A colourful and vivid movie, "Le voleur" is part psychological drama and part social satire. The story is set in a Belle Epoque France which, according to writer and director, is a dystopia : the country is ruled by a minority of rich bourgeois while the workers and farmers (aka the lower element) are supposed to doff their caps, toil and die of exhaustion in tasteful silence. Ever vigilant, the rich and powerful try to avert the threat of a revolution by pointing at scapegoats such as the Jews, the Freemasons or the Smurfs. They also cloak themselves in false respectability, for instance by insisting on their charity and piety.

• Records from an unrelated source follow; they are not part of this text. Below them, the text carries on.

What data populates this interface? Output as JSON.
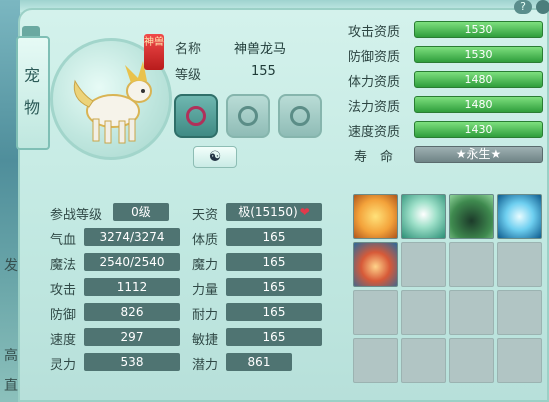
{
  "side": {
    "tab_chars": [
      "宠",
      "物"
    ],
    "left_chars": [
      "发",
      "高",
      "直"
    ]
  },
  "help": "?",
  "pet": {
    "badge": "神兽",
    "name_label": "名称",
    "name": "神兽龙马",
    "level_label": "等级",
    "level": "155",
    "skins": [
      "skin-1",
      "skin-2",
      "skin-3"
    ],
    "yinyang": "☯"
  },
  "qualities": [
    {
      "label": "攻击资质",
      "value": "1530"
    },
    {
      "label": "防御资质",
      "value": "1530"
    },
    {
      "label": "体力资质",
      "value": "1480"
    },
    {
      "label": "法力资质",
      "value": "1480"
    },
    {
      "label": "速度资质",
      "value": "1430"
    }
  ],
  "life": {
    "label": "寿　命",
    "value": "★永生★"
  },
  "stats_left": [
    {
      "label": "参战等级",
      "value": "0级"
    },
    {
      "label": "气血",
      "value": "3274/3274"
    },
    {
      "label": "魔法",
      "value": "2540/2540"
    },
    {
      "label": "攻击",
      "value": "1112"
    },
    {
      "label": "防御",
      "value": "826"
    },
    {
      "label": "速度",
      "value": "297"
    },
    {
      "label": "灵力",
      "value": "538"
    }
  ],
  "stats_right": [
    {
      "label": "天资",
      "value": "极(15150)"
    },
    {
      "label": "体质",
      "value": "165"
    },
    {
      "label": "魔力",
      "value": "165"
    },
    {
      "label": "力量",
      "value": "165"
    },
    {
      "label": "耐力",
      "value": "165"
    },
    {
      "label": "敏捷",
      "value": "165"
    },
    {
      "label": "潜力",
      "value": "861"
    }
  ],
  "skills": [
    "golden-wings-skill",
    "white-wings-skill",
    "cat-spirit-skill",
    "ice-crystal-skill",
    "fire-mountain-skill"
  ]
}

Whether the Belle Epoque was really that dire is a matter to be discussed by professional historians. However, the movie's vision is both plausible and eerily, uncannily familiar. Even nowadays, many viewers living in the Western world will recognize the sort of "charity event" practiced by the happy few, to wit a glittering party where guests in designer clothes and diamonds mingle with power brokers, celebrities and gold diggers. And yes, somewhere in a corner of a room there stands a nun or a priest (well-washed, well-spoken and well-used to this kind of event) who nods and murmurs a prayer every time someone drops a ten-dollar bill into a basket... Or think of all those social media items, where a politician richer than God bakes pancakes for the homeless - in the strictest of intimacy, of course, since Humility Is All.

So "Le voleur" is pretty good at analyzing - and skewering - this kind of injustice and inequality. Sadly its strength is also its weakness, in the sense that it keeps hammering on the same nail. As a viewer, you get a wide array of rich crooks ; you also get a bunch of professional criminals such as burglars, con men and fences, many of whom chose their profession as a revolt against the egotism and moral decay of the elite. And that's it : you don't get much in the way of inoffensive people living normal lives. It's one crime or one vice after another. After a while this becomes.. dare I say it.. well, predictable.

Now that I've started saying negative things about the movie, I might just as well add that I found the ending underwhelming. It was as if the movie were working towards some kind of emotional climax or narrative conclusion which never arrived.

None of this means that "Le voleur" is bad. Watch it for the high production values, the opulent period detail, the satirical bite and the fine lead performance by Belmondo. Or simply watch it for the costumes, which, especially in the case of the prosperous women, are ravishing examples of charm, style and seduction.